In response, Ameriprise contends that the claims are without merit because the investment options were chosen and maintained in the workers’ best interests and that the fees associated with the funds were reasonable. Further, the company claims that it didn’t commit any prohibited transactions, arguing that the actions it took were exempt from the relevant ERISA regulations.

Although manufacturers and other providers aren’t precluded from serving their employees their own home cooking, the Ameri-prise case illustrates why firms may want to leave the choice of including in-house funds or services to the retirement plan’s committee or to an independent consultant, said Andrew L. Oringer, a partner at Dechert LLP.

“There is a significant internal education that this process needs to go through fairly and objectively,” he said.

One reason that education is key is that workers at financial services firms may wonder why their employer has outsourced its 401(k) plan services.

AVOIDING CONFLICT

For instance, at TD Ameritrade Inc., the company’s own 401(k) is run by Great-West Retirement Services, and assets are held by a Great-West affiliate.

“We do get questions from workers who say, “Wouldn’t it make sense for us to hold those assets?’” said Skip Schweiss, president of TD Ameritrade Trust Co. “This keeps us away from potential conflict where we could be earning revenue on employee assets,” he said.

The plaintiffs in the action no longer work for the firm, said Ameriprise spokesman Paul Johnson.
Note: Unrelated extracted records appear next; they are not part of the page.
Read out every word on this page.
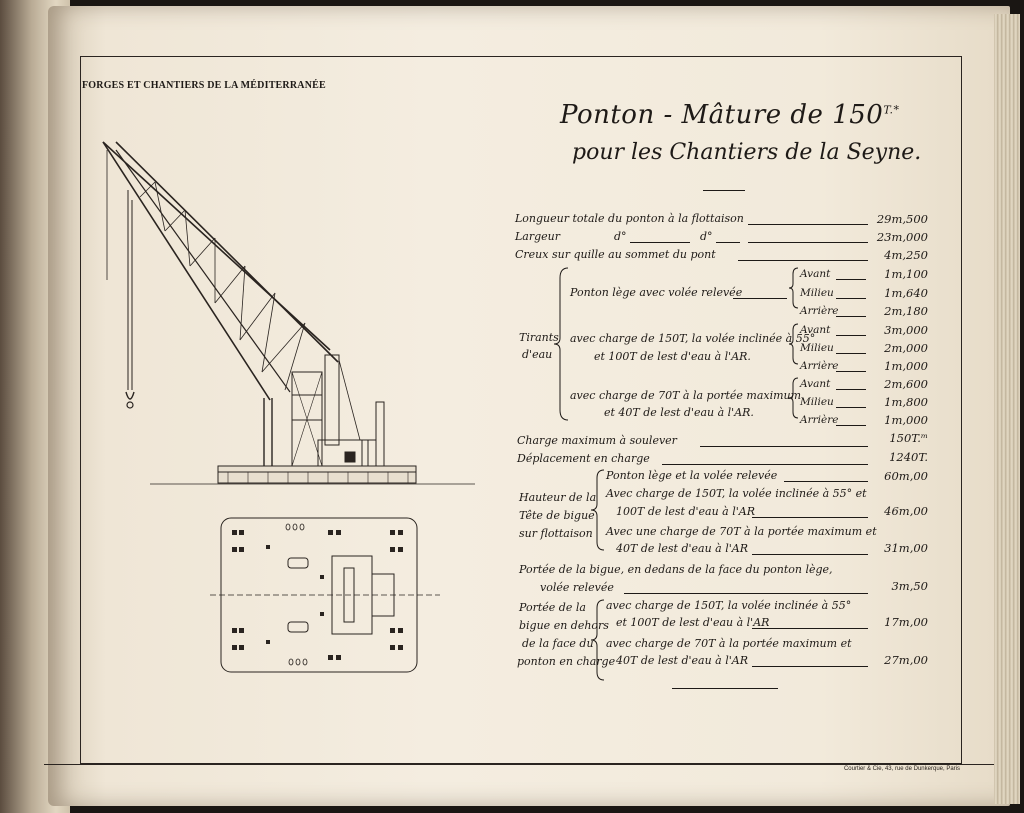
FORGES ET CHANTIERS DE LA MÉDITERRANÉE
Courtier & Cie, 43, rue de Dunkerque, Paris
Ponton - Mâture de $150^{T.*}$
pour les Chantiers de la Seyne.
Longueur totale du ponton à la flottaison	29m,500
Largeur	d°	d°	23m,000
Creux sur quille au sommet du pont	4m,250
Tirants
d'eau
Ponton lège avec volée relevée
Avant	1m,100
Milieu	1m,640
Arrière	2m,180
avec charge de 150T, la volée inclinée à 55°
et 100T de lest d'eau à l'AR.
Avant	3m,000
Milieu	2m,000
Arrière	1m,000
avec charge de 70T à la portée maximum
et 40T de lest d'eau à l'AR.
Avant	2m,600
Milieu	1m,800
Arrière	1m,000
Charge maximum à soulever	150T.ᵐ
Déplacement en charge	1240T.
Hauteur de la
Tête de bigue
sur flottaison
Ponton lège et la volée relevée	60m,00
Avec charge de 150T, la volée inclinée à 55° et
100T de lest d'eau à l'AR	46m,00
Avec une charge de 70T à la portée maximum et
40T de lest d'eau à l'AR	31m,00
Portée de la bigue, en dedans de la face du ponton lège,
volée relevée	3m,50
Portée de la
bigue en dehors
de la face du
ponton en charge
avec charge de 150T, la volée inclinée à 55°
et 100T de lest d'eau à l'AR	17m,00
avec charge de 70T à la portée maximum et
40T de lest d'eau à l'AR	27m,00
“We feel confident in our ability to defend the case on the merits,” he said.

Should the case go to trial, it could dent Ameriprise’s relationship with its retail customers.

“Trials are tough to handle in the public eye,” said Geoff Bobroff, president of Bobroff Consulting Inc. “Any firm that seeks the confidence of their customers puts themselves in a difficult position.”
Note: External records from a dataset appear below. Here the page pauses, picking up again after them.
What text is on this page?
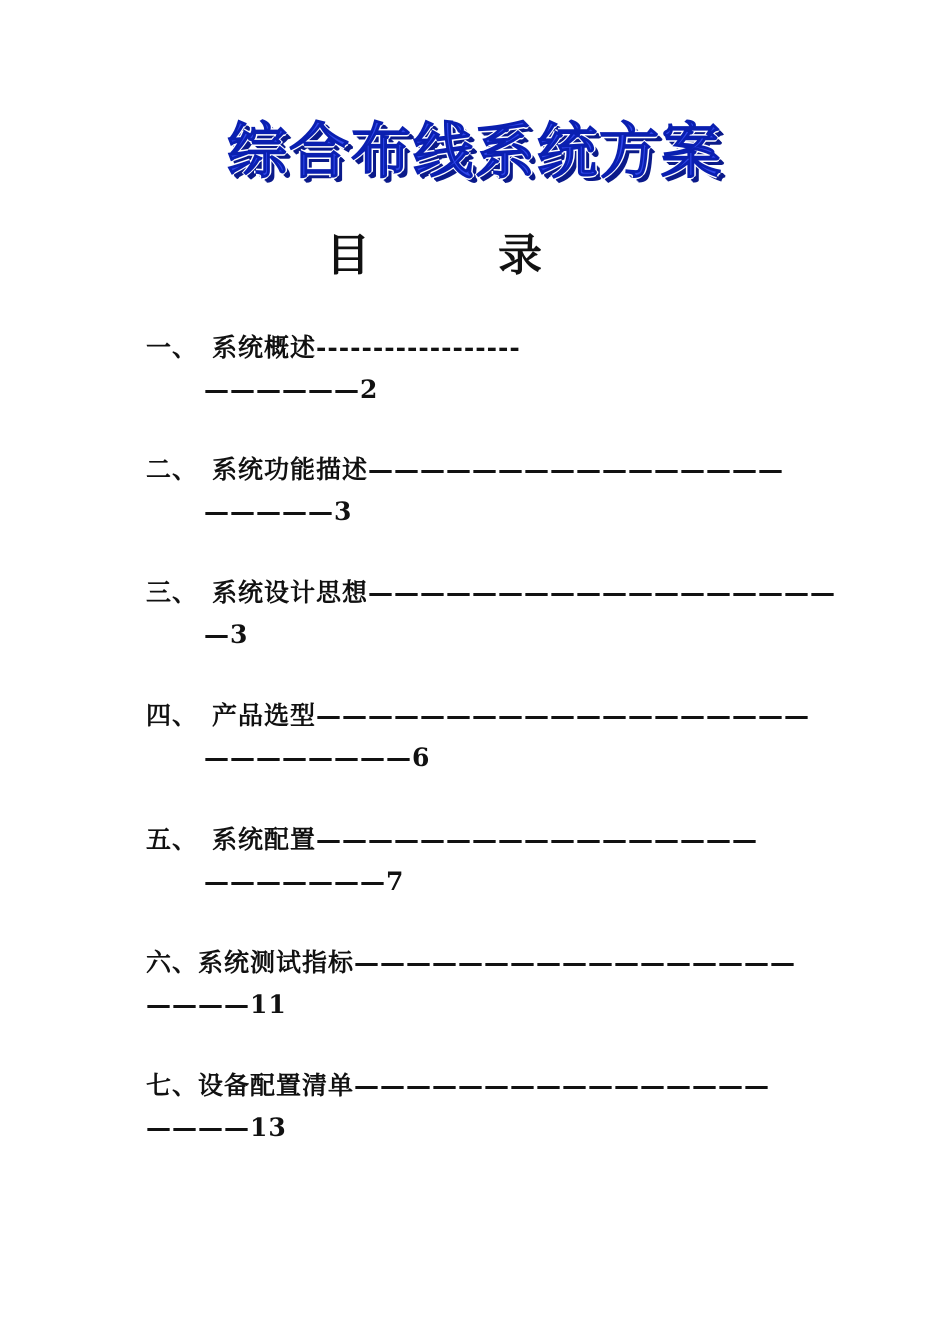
综合布线系统方案
目	录
一、 系统概述------------------
——————2
二、 系统功能描述————————————————
—————3
三、 系统设计思想——————————————————
—3
四、 产品选型———————————————————
————————6
五、 系统配置—————————————————
———————7
六、系统测试指标—————————————————
————11
七、设备配置清单————————————————
————13
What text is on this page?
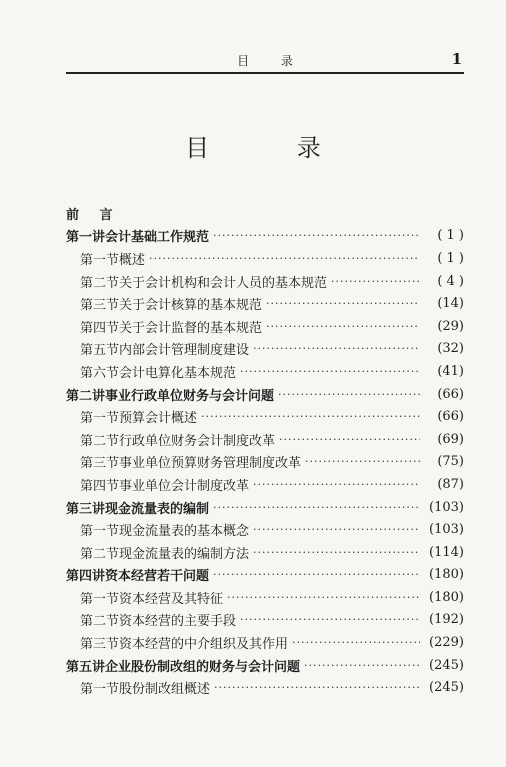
目 录	1
目 录
前 言
第一讲 会计基础工作规范 ·····	( 1 )
第一节 概述 ·····	( 1 )
第二节 关于会计机构和会计人员的基本规范 ·····	( 4 )
第三节 关于会计核算的基本规范 ·····	(14)
第四节 关于会计监督的基本规范 ·····	(29)
第五节 内部会计管理制度建设 ·····	(32)
第六节 会计电算化基本规范 ·····	(41)
第二讲 事业行政单位财务与会计问题 ·····	(66)
第一节 预算会计概述 ·····	(66)
第二节 行政单位财务会计制度改革 ·····	(69)
第三节 事业单位预算财务管理制度改革 ·····	(75)
第四节 事业单位会计制度改革 ·····	(87)
第三讲 现金流量表的编制 ·····	(103)
第一节 现金流量表的基本概念 ·····	(103)
第二节 现金流量表的编制方法 ·····	(114)
第四讲 资本经营若干问题 ·····	(180)
第一节 资本经营及其特征 ·····	(180)
第二节 资本经营的主要手段 ·····	(192)
第三节 资本经营的中介组织及其作用 ·····	(229)
第五讲 企业股份制改组的财务与会计问题 ·····	(245)
第一节 股份制改组概述 ·····	(245)
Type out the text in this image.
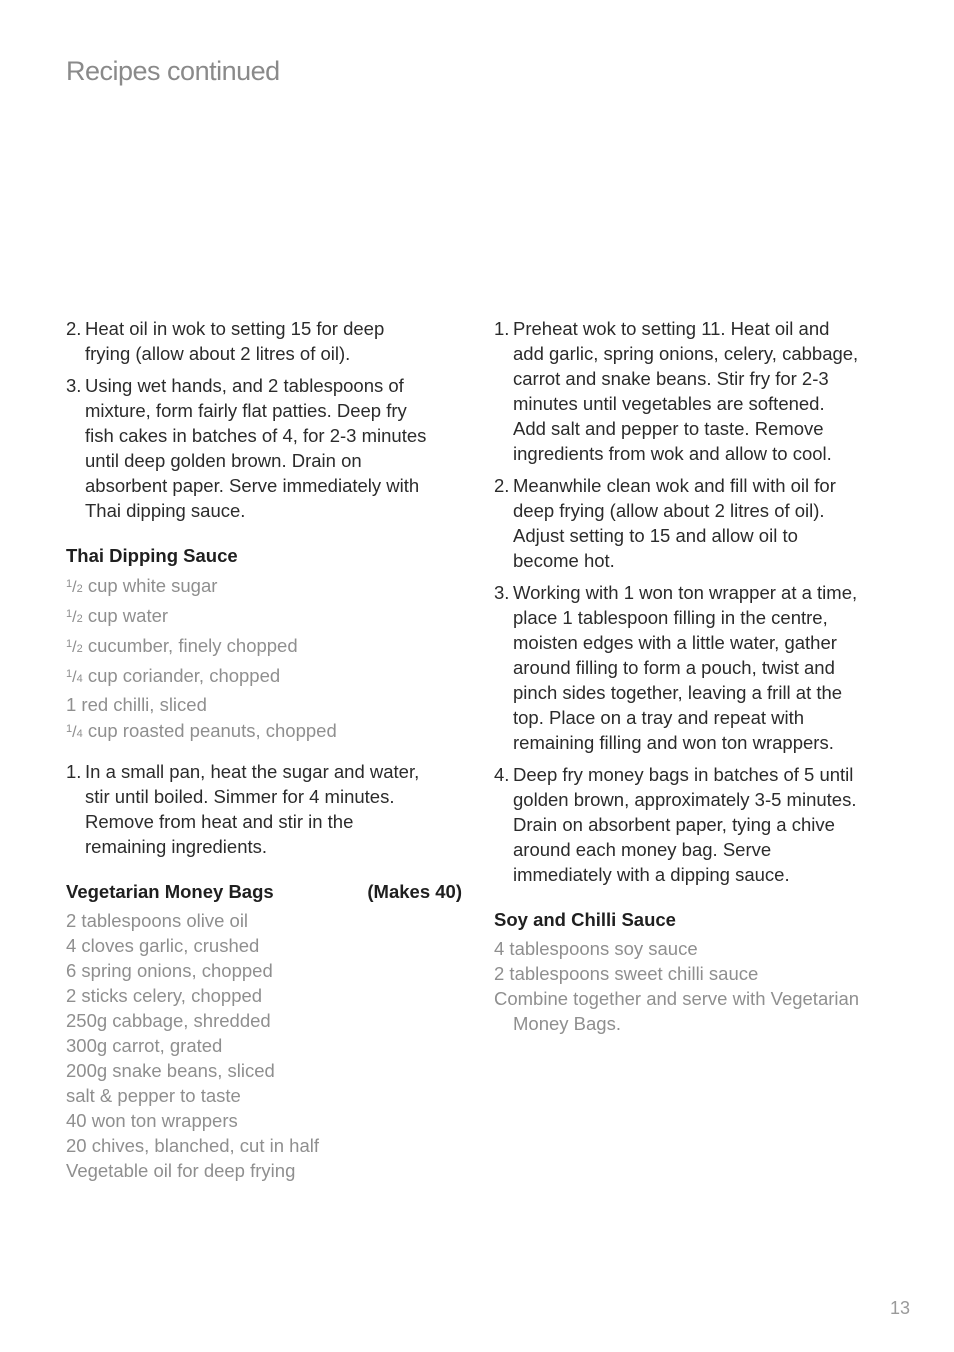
Recipes continued
2. Heat oil in wok to setting 15 for deep
frying (allow about 2 litres of oil).
3. Using wet hands, and 2 tablespoons of
mixture, form fairly flat patties. Deep fry
fish cakes in batches of 4, for 2-3 minutes
until deep golden brown. Drain on
absorbent paper. Serve immediately with
Thai dipping sauce.
Thai Dipping Sauce
$^1$/2 cup white sugar
$^1$/2 cup water
$^1$/2 cucumber, finely chopped
$^1$/4 cup coriander, chopped
1 red chilli, sliced
$^1$/4 cup roasted peanuts, chopped
1. In a small pan, heat the sugar and water,
stir until boiled. Simmer for 4 minutes.
Remove from heat and stir in the
remaining ingredients.
Vegetarian Money Bags	(Makes 40)
2 tablespoons olive oil
4 cloves garlic, crushed
6 spring onions, chopped
2 sticks celery, chopped
250g cabbage, shredded
300g carrot, grated
200g snake beans, sliced
salt & pepper to taste
40 won ton wrappers
20 chives, blanched, cut in half
Vegetable oil for deep frying
1. Preheat wok to setting 11. Heat oil and
add garlic, spring onions, celery, cabbage,
carrot and snake beans. Stir fry for 2-3
minutes until vegetables are softened.
Add salt and pepper to taste. Remove
ingredients from wok and allow to cool.
2. Meanwhile clean wok and fill with oil for
deep frying (allow about 2 litres of oil).
Adjust setting to 15 and allow oil to
become hot.
3. Working with 1 won ton wrapper at a time,
place 1 tablespoon filling in the centre,
moisten edges with a little water, gather
around filling to form a pouch, twist and
pinch sides together, leaving a frill at the
top. Place on a tray and repeat with
remaining filling and won ton wrappers.
4. Deep fry money bags in batches of 5 until
golden brown, approximately 3-5 minutes.
Drain on absorbent paper, tying a chive
around each money bag. Serve
immediately with a dipping sauce.
Soy and Chilli Sauce
4 tablespoons soy sauce
2 tablespoons sweet chilli sauce
Combine together and serve with Vegetarian
Money Bags.
13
For all plan sponsors, the suit makes the case for stronger documentation of the fund selection process when employers create their retirement plan menu. In addition, 401(k) service providers may rethink their approach to their own such plans.

“If you want to be more conservative on the point, you can just offer your funds as a part of a larger menu or just not offer them at all,” Mr. Oringer said.
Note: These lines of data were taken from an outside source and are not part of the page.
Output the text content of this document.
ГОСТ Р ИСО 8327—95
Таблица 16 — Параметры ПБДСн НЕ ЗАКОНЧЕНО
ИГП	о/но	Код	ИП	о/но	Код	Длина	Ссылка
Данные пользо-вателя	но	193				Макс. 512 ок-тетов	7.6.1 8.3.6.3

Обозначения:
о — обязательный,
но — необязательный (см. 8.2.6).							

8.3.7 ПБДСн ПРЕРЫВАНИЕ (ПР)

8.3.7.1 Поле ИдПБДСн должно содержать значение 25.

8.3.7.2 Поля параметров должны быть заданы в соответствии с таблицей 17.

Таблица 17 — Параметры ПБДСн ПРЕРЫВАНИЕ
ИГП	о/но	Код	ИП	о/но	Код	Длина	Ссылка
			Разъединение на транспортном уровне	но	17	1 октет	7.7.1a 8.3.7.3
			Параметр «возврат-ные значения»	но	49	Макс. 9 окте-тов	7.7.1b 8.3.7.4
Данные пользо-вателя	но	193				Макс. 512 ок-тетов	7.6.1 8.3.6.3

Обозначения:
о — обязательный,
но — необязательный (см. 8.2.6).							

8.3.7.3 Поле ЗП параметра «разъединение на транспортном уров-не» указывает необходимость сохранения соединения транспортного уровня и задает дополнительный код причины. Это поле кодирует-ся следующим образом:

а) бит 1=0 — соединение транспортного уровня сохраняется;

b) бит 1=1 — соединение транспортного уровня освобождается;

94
At the heart of the Ameriprise case is the allegation of self-dealing — that some $500 million per year in plan assets went toward RiverSource Life Insurance Co. and Ameriprise Trust Co. from October 2005 to September 2011, generating “millions of dollars in fees” for the firm’s affiliates, according to the complaint.

“The message of this case and of the law for plan sponsors is that you can’t let yourself be tempted by the pool of dollars that is your employees’ hard-earned assets; you can’t use it to build up your own business,” said Jerry Schlichter, an attorney for the Ameriprise workers and a senior partner at Schlichter Bogard & Denton LLP.

PREVIOUS CASES

He represented 401(k) participants who received $16.5 million in a settlement with Caterpillar Inc. in 2010, and workers and retirees who received $15.5 million in a settlement that same year with General Dynamics Corp. and Fiduciary Asset Management LLC.

Ameriprise cites a prohibited-transaction exemption from the Labor Department that grants relief to mutual fund companies that offer their products to their own workers via a retirement plan, but ERISA experts said that increased scrutiny is placed on how they determine that their own offerings are the best for the plan.

“The take-away is the procedural due diligence,” said Marcia S. Wagner, managing director at The Wagner Law Group. “Particularly when it’s a manufacturer, you need to document your procedural and substantive due diligence, because the adage is that if you didn’t document it, it didn’t happen.”

That due diligence requires periodic fee benchmarking against other vendors and careful documentation of that data, according to Fred Barstein, founder of The Retirement Advisor University Inc.

Employers also should focus on the level of service they are getting from each provider and how that compares with other competitors.